A horizon in which some manufacturers firmly believe, attracted by the goal of creating vehicles with zero emissions (as long as hydrogen is not obtained, as it is said, from fossil fuels) and characterized by a generous autonomy, which can be changed in minutes.

A Mirai is filled with hydrogen

The hydrogen vehicle relies on electrochemistry

The hydrogen propulsion system converts the chemical energy of this fuel into mechanical energy in two basic ways: by burning it in an internal combustion engine, as in the case of NASA rockets, the American spacecraft agency, or by it reacts with oxygen in the fuel cell. to produce electricity.

Vehicles that follow the first strategy are called HICEV (Hydrogen Internal Combustion Engine Vehicle), while the second is called FCEV (Fuel Cell Electric Vehicle). The movement of the future is actually reserved for the latter, due to the absence of emissions and the access to the technology necessary to achieve incredible mileage with a simple refueling.

Fuel cells produce energy but also water

Fuel cells, at the heart of modern hydrogen cars, are electrochemical devices that make it possible to obtain electricity from the combination of hydrogen and oxygen, without any thermal combustion process. The reaction required for this is based on the idea of ​​breaking hydrogen molecules into positive ions and electrons; the latter, passing through an external circuit, provides an electric current proportional to the speed of the chemical reaction, which can be used for any purpose. This reaction produces waste, water, which can be rejected by nature because it is completely compatible with the environment and does not change.

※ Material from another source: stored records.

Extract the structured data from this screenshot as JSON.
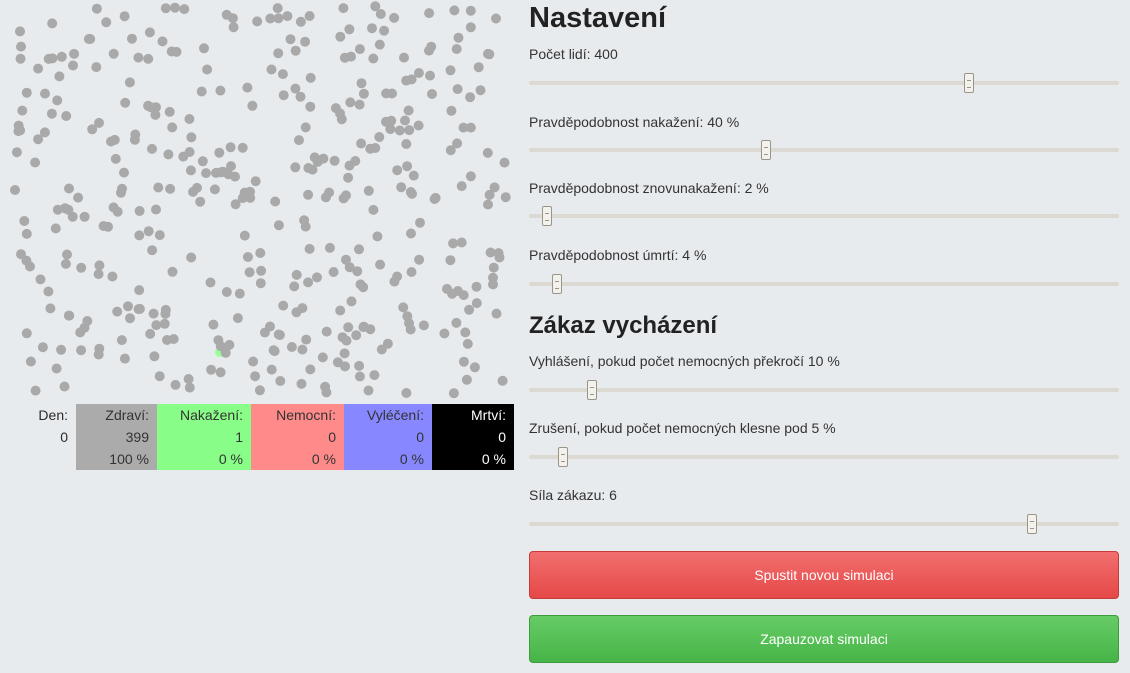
{
  "simulation": {
    "population": 400,
    "healthy_color": "#a9a9a9",
    "infected_color": "#99ff99"
  },
  "stats": {
    "den": {
      "label": "Den:",
      "value": "0",
      "percent": ""
    },
    "zdravi": {
      "label": "Zdraví:",
      "value": "399",
      "percent": "100 %",
      "color": "#ababab"
    },
    "nakazeni": {
      "label": "Nakažení:",
      "value": "1",
      "percent": "0 %",
      "color": "#88fd88"
    },
    "nemocni": {
      "label": "Nemocní:",
      "value": "0",
      "percent": "0 %",
      "color": "#ff8a8a"
    },
    "vyleceni": {
      "label": "Vyléčení:",
      "value": "0",
      "percent": "0 %",
      "color": "#8787ff"
    },
    "mrtvi": {
      "label": "Mrtví:",
      "value": "0",
      "percent": "0 %",
      "color": "#000000"
    }
  },
  "settings": {
    "title": "Nastavení",
    "sliders": [
      {
        "label": "Počet lidí: 400",
        "fraction": 0.745
      },
      {
        "label": "Pravděpodobnost nakažení: 40 %",
        "fraction": 0.402
      },
      {
        "label": "Pravděpodobnost znovunakažení: 2 %",
        "fraction": 0.03
      },
      {
        "label": "Pravděpodobnost úmrtí: 4 %",
        "fraction": 0.048
      }
    ]
  },
  "lockdown": {
    "title": "Zákaz vycházení",
    "sliders": [
      {
        "label": "Vyhlášení, pokud počet nemocných překročí 10 %",
        "fraction": 0.107
      },
      {
        "label": "Zrušení, pokud počet nemocných klesne pod 5 %",
        "fraction": 0.058
      },
      {
        "label": "Síla zákazu: 6",
        "fraction": 0.852
      }
    ]
  },
  "buttons": {
    "restart": "Spustit novou simulaci",
    "pause": "Zapauzovat simulaci"
  },
  "colors": {
    "restart_button": "#ea5a5a",
    "pause_button": "#55be55"
  }
}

Hydrogen must be compressed

The technical problems associated with the use of hydrogen for the vehicle are essentially related to its low energy density on a volumetric basis (particularly compared to hydrocarbons) which requires a particularly high pressure for storage, or, alternatively , cryogenic treatment. At the moment, there is no alternative in the automotive sector, because the adoption of large tanks and the storage in the form of ammonia, metal hydrides, synthetic hydrocarbons (such as methanol) or nanotubes, both carbon and silicon, are hardly suitable for for use in compact cars. Therefore the storage pressure plays an important role in the use of hydrogen for movement, although it opens the door to questions about less security such as compatibility and stability of the system, since compression hydrogen involves the expenditure of energy.

The hydrogen car shares the advantages of electric cars

A hydrogen car is basically an electric car, but with fuel cells instead of regular batteries. From a driving point of view, there is no change, because advantages such as quick push, linear flow, the absence of jerks when taking off and first-class comfort are out of the question.